As a child I was fascinated and somewhat obsessed with Lewis Carroll—reading everything of and about him I could get my hands on, including of course, his famous Alice books. It was at this time I began to write quite a lot; the following piece was inspired by one of his most famous poems, “Jabberwocky.” I was probably about 12 or 13 when I wrote it.
Given I have been perusing of late lots of my childhood, teenage and university writings, I’ve decided to share on some Fridays with a bit of flashback each time. Especially as a pre-teen my interests led me to some unusual (for me) creative outlets, so it will be curious, as Alice might say, to see where, if anyplace those long-ago pre-occupations might take me now.
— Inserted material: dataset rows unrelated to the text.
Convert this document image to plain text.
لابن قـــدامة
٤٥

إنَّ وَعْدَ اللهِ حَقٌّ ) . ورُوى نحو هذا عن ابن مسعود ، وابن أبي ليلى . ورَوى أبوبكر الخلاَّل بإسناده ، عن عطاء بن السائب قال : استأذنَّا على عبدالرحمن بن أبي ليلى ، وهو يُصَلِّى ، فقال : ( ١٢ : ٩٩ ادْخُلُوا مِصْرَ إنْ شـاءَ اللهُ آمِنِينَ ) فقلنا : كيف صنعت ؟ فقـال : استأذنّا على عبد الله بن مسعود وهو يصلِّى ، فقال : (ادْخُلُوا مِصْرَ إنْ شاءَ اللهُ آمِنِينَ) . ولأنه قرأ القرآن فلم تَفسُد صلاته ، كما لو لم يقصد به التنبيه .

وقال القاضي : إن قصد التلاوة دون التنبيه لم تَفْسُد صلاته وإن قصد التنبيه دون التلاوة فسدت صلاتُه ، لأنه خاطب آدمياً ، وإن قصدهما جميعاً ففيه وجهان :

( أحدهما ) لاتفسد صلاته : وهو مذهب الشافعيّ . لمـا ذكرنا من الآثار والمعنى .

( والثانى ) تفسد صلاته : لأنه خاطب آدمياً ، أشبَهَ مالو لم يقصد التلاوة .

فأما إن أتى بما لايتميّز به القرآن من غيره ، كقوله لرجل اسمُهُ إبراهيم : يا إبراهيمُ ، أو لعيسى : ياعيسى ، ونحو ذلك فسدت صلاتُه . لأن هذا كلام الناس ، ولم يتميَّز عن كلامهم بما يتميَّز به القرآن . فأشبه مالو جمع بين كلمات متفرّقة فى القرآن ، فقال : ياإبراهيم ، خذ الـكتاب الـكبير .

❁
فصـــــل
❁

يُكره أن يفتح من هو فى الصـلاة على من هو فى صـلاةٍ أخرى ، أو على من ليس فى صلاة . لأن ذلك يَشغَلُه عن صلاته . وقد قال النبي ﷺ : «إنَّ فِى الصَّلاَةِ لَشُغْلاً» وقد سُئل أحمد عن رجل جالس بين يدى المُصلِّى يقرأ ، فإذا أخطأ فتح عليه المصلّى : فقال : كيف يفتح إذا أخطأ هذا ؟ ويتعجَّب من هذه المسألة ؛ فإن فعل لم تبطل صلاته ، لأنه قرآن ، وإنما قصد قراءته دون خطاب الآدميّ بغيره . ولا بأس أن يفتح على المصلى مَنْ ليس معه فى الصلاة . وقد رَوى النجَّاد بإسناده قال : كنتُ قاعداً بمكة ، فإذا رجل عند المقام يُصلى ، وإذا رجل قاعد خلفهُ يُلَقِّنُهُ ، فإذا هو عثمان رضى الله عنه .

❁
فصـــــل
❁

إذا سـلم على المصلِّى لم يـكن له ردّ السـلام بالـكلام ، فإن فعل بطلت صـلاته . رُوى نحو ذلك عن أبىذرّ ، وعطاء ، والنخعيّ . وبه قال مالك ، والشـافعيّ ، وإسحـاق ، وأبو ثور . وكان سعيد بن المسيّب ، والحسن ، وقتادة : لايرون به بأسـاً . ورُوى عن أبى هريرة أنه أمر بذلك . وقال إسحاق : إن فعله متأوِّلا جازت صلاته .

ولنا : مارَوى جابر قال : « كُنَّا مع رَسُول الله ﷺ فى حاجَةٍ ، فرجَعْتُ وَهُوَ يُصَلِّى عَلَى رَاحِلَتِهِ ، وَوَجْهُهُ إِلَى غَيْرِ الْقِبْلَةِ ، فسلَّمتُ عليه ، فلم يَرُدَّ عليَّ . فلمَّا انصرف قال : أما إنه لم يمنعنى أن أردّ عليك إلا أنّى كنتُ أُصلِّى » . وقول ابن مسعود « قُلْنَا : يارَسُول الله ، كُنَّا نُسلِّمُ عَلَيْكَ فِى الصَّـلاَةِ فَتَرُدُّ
Both images below are Sir John Tenniel’s illustrations from Through the Looking Glass and What Alice Found There; further information on the artist as well as the complete original poem can be found by clicking on the pictures.
Jot down, my friend, if you will
A poem once told, yet better still
Beware, interpretations volatile. . .
But listen carefully! I hear a sound
Echoes of footsteps on the ground
Rumbling faintly ‘round and ‘round.
Was that the Jabberwock I heard,
O’erpassing a mocking bird,
Chatting and burbling so absurd??
. . .Keep in mind, ‘tis more than silly talk
You’ll see at the whiffle of the Jabberwock.